ReactOS, with sponsorship, might make it in some home offices and small businesses, but it will never get past that niche, and like Windows it will need support. It won't be free.
Written by Dana Blankenhorn, Inactive

ReactOS is an implementation of Windows Server 2003, still in alpha stage, and very interesting.

But it is no threat to Windows. None at all. Especially compared with Linux.

Here's why. Sponsors.

Linux has big corporate sponsors behind it, starting with IBM and Google, companies which depend on the software, which run it in scaled installations, and make money off it.

React can't even think of going there. (Unless, say, HP endorsed it, and that's not going to happen.)

There's a second reason React is going nowhere. It's server code. Servers need support, hands-on support, for updates, for changes, for bug fixes. When your Web page reads "long term plans" with a big n/a under it, as that of ReactOS does, I'm not trusting my business to it, are you?

If we had an open source Windows desktop, compatible with XP, you might have something, but not with a server. Especially if it were free as in beer.

In rhapsodizing about the wonders of ReactOS John Dvorak praises its drivers and moans about the Windows registry. Good points, but these are essentially desktop functions, not server functions.

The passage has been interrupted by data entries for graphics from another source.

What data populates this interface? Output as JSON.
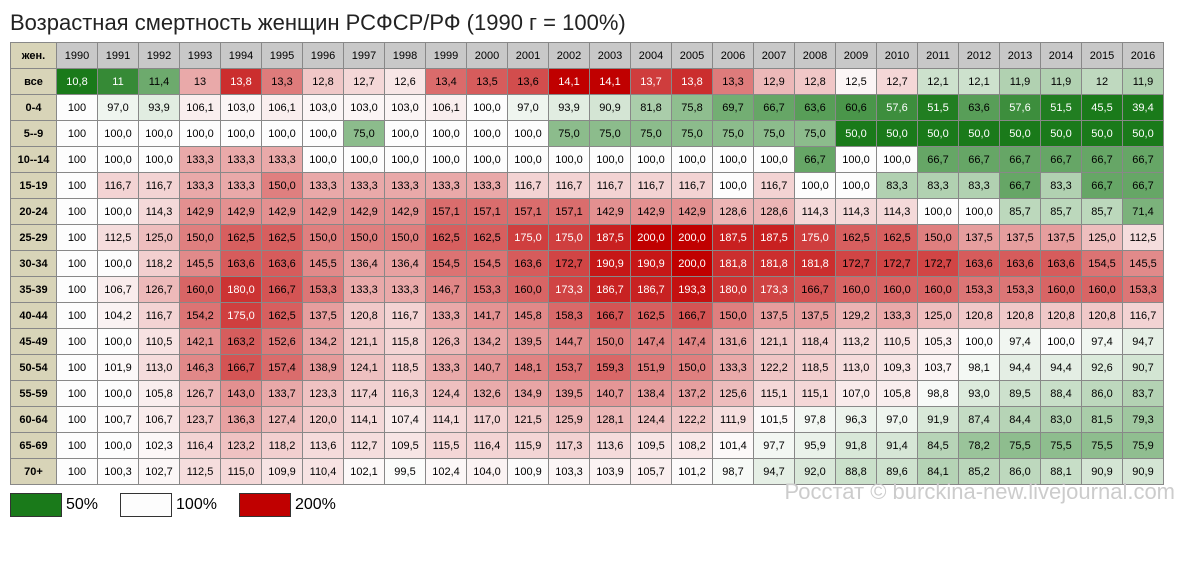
{
  "title": "Возрастная смертность женщин РСФСР/РФ (1990 г = 100%)",
  "corner": "жен.",
  "years": [
    "1990",
    "1991",
    "1992",
    "1993",
    "1994",
    "1995",
    "1996",
    "1997",
    "1998",
    "1999",
    "2000",
    "2001",
    "2002",
    "2003",
    "2004",
    "2005",
    "2006",
    "2007",
    "2008",
    "2009",
    "2010",
    "2011",
    "2012",
    "2013",
    "2014",
    "2015",
    "2016"
  ],
  "row_labels": [
    "все",
    "0-4",
    "5--9",
    "10--14",
    "15-19",
    "20-24",
    "25-29",
    "30-34",
    "35-39",
    "40-44",
    "45-49",
    "50-54",
    "55-59",
    "60-64",
    "65-69",
    "70+"
  ],
  "rows": [
    [
      "10,8",
      "11",
      "11,4",
      "13",
      "13,8",
      "13,3",
      "12,8",
      "12,7",
      "12,6",
      "13,4",
      "13,5",
      "13,6",
      "14,1",
      "14,1",
      "13,7",
      "13,8",
      "13,3",
      "12,9",
      "12,8",
      "12,5",
      "12,7",
      "12,1",
      "12,1",
      "11,9",
      "11,9",
      "12",
      "11,9"
    ],
    [
      "100",
      "97,0",
      "93,9",
      "106,1",
      "103,0",
      "106,1",
      "103,0",
      "103,0",
      "103,0",
      "106,1",
      "100,0",
      "97,0",
      "93,9",
      "90,9",
      "81,8",
      "75,8",
      "69,7",
      "66,7",
      "63,6",
      "60,6",
      "57,6",
      "51,5",
      "63,6",
      "57,6",
      "51,5",
      "45,5",
      "39,4"
    ],
    [
      "100",
      "100,0",
      "100,0",
      "100,0",
      "100,0",
      "100,0",
      "100,0",
      "75,0",
      "100,0",
      "100,0",
      "100,0",
      "100,0",
      "75,0",
      "75,0",
      "75,0",
      "75,0",
      "75,0",
      "75,0",
      "75,0",
      "50,0",
      "50,0",
      "50,0",
      "50,0",
      "50,0",
      "50,0",
      "50,0",
      "50,0"
    ],
    [
      "100",
      "100,0",
      "100,0",
      "133,3",
      "133,3",
      "133,3",
      "100,0",
      "100,0",
      "100,0",
      "100,0",
      "100,0",
      "100,0",
      "100,0",
      "100,0",
      "100,0",
      "100,0",
      "100,0",
      "100,0",
      "66,7",
      "100,0",
      "100,0",
      "66,7",
      "66,7",
      "66,7",
      "66,7",
      "66,7",
      "66,7"
    ],
    [
      "100",
      "116,7",
      "116,7",
      "133,3",
      "133,3",
      "150,0",
      "133,3",
      "133,3",
      "133,3",
      "133,3",
      "133,3",
      "116,7",
      "116,7",
      "116,7",
      "116,7",
      "116,7",
      "100,0",
      "116,7",
      "100,0",
      "100,0",
      "83,3",
      "83,3",
      "83,3",
      "66,7",
      "83,3",
      "66,7",
      "66,7"
    ],
    [
      "100",
      "100,0",
      "114,3",
      "142,9",
      "142,9",
      "142,9",
      "142,9",
      "142,9",
      "142,9",
      "157,1",
      "157,1",
      "157,1",
      "157,1",
      "142,9",
      "142,9",
      "142,9",
      "128,6",
      "128,6",
      "114,3",
      "114,3",
      "114,3",
      "100,0",
      "100,0",
      "85,7",
      "85,7",
      "85,7",
      "71,4"
    ],
    [
      "100",
      "112,5",
      "125,0",
      "150,0",
      "162,5",
      "162,5",
      "150,0",
      "150,0",
      "150,0",
      "162,5",
      "162,5",
      "175,0",
      "175,0",
      "187,5",
      "200,0",
      "200,0",
      "187,5",
      "187,5",
      "175,0",
      "162,5",
      "162,5",
      "150,0",
      "137,5",
      "137,5",
      "137,5",
      "125,0",
      "112,5"
    ],
    [
      "100",
      "100,0",
      "118,2",
      "145,5",
      "163,6",
      "163,6",
      "145,5",
      "136,4",
      "136,4",
      "154,5",
      "154,5",
      "163,6",
      "172,7",
      "190,9",
      "190,9",
      "200,0",
      "181,8",
      "181,8",
      "181,8",
      "172,7",
      "172,7",
      "172,7",
      "163,6",
      "163,6",
      "163,6",
      "154,5",
      "145,5"
    ],
    [
      "100",
      "106,7",
      "126,7",
      "160,0",
      "180,0",
      "166,7",
      "153,3",
      "133,3",
      "133,3",
      "146,7",
      "153,3",
      "160,0",
      "173,3",
      "186,7",
      "186,7",
      "193,3",
      "180,0",
      "173,3",
      "166,7",
      "160,0",
      "160,0",
      "160,0",
      "153,3",
      "153,3",
      "160,0",
      "160,0",
      "153,3"
    ],
    [
      "100",
      "104,2",
      "116,7",
      "154,2",
      "175,0",
      "162,5",
      "137,5",
      "120,8",
      "116,7",
      "133,3",
      "141,7",
      "145,8",
      "158,3",
      "166,7",
      "162,5",
      "166,7",
      "150,0",
      "137,5",
      "137,5",
      "129,2",
      "133,3",
      "125,0",
      "120,8",
      "120,8",
      "120,8",
      "120,8",
      "116,7"
    ],
    [
      "100",
      "100,0",
      "110,5",
      "142,1",
      "163,2",
      "152,6",
      "134,2",
      "121,1",
      "115,8",
      "126,3",
      "134,2",
      "139,5",
      "144,7",
      "150,0",
      "147,4",
      "147,4",
      "131,6",
      "121,1",
      "118,4",
      "113,2",
      "110,5",
      "105,3",
      "100,0",
      "97,4",
      "100,0",
      "97,4",
      "94,7"
    ],
    [
      "100",
      "101,9",
      "113,0",
      "146,3",
      "166,7",
      "157,4",
      "138,9",
      "124,1",
      "118,5",
      "133,3",
      "140,7",
      "148,1",
      "153,7",
      "159,3",
      "151,9",
      "150,0",
      "133,3",
      "122,2",
      "118,5",
      "113,0",
      "109,3",
      "103,7",
      "98,1",
      "94,4",
      "94,4",
      "92,6",
      "90,7"
    ],
    [
      "100",
      "100,0",
      "105,8",
      "126,7",
      "143,0",
      "133,7",
      "123,3",
      "117,4",
      "116,3",
      "124,4",
      "132,6",
      "134,9",
      "139,5",
      "140,7",
      "138,4",
      "137,2",
      "125,6",
      "115,1",
      "115,1",
      "107,0",
      "105,8",
      "98,8",
      "93,0",
      "89,5",
      "88,4",
      "86,0",
      "83,7"
    ],
    [
      "100",
      "100,7",
      "106,7",
      "123,7",
      "136,3",
      "127,4",
      "120,0",
      "114,1",
      "107,4",
      "114,1",
      "117,0",
      "121,5",
      "125,9",
      "128,1",
      "124,4",
      "122,2",
      "111,9",
      "101,5",
      "97,8",
      "96,3",
      "97,0",
      "91,9",
      "87,4",
      "84,4",
      "83,0",
      "81,5",
      "79,3"
    ],
    [
      "100",
      "100,0",
      "102,3",
      "116,4",
      "123,2",
      "118,2",
      "113,6",
      "112,7",
      "109,5",
      "115,5",
      "116,4",
      "115,9",
      "117,3",
      "113,6",
      "109,5",
      "108,2",
      "101,4",
      "97,7",
      "95,9",
      "91,8",
      "91,4",
      "84,5",
      "78,2",
      "75,5",
      "75,5",
      "75,5",
      "75,9"
    ],
    [
      "100",
      "100,3",
      "102,7",
      "112,5",
      "115,0",
      "109,9",
      "110,4",
      "102,1",
      "99,5",
      "102,4",
      "104,0",
      "100,9",
      "103,3",
      "103,9",
      "105,7",
      "101,2",
      "98,7",
      "94,7",
      "92,0",
      "88,8",
      "89,6",
      "84,1",
      "85,2",
      "86,0",
      "88,1",
      "90,9",
      "90,9"
    ]
  ],
  "colors": {
    "min": "#1a7a1a",
    "mid": "#fdfdfd",
    "max": "#c00000",
    "total_min": "#1a7a1a",
    "total_max": "#c00000"
  },
  "legend": [
    {
      "color": "#1a7a1a",
      "label": "50%"
    },
    {
      "color": "#fdfdfd",
      "label": "100%"
    },
    {
      "color": "#c00000",
      "label": "200%"
    }
  ],
  "watermark": "Росстат © burckina-new.livejournal.com"
}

ReactOS, with sponsorship, might make it in some home offices and small businesses, but it will never get past that niche, and like Windows it will need support. It won't be free.

Which brings up a final point. Bugs. Is React going to copy Windows' bugs? Of course not, but is it going to be vulnerable to the same sorts of bugs? Could be.

If I'm going to look at a new desktop OS for a threat to Microsoft Windows, I'll look at the iPhone.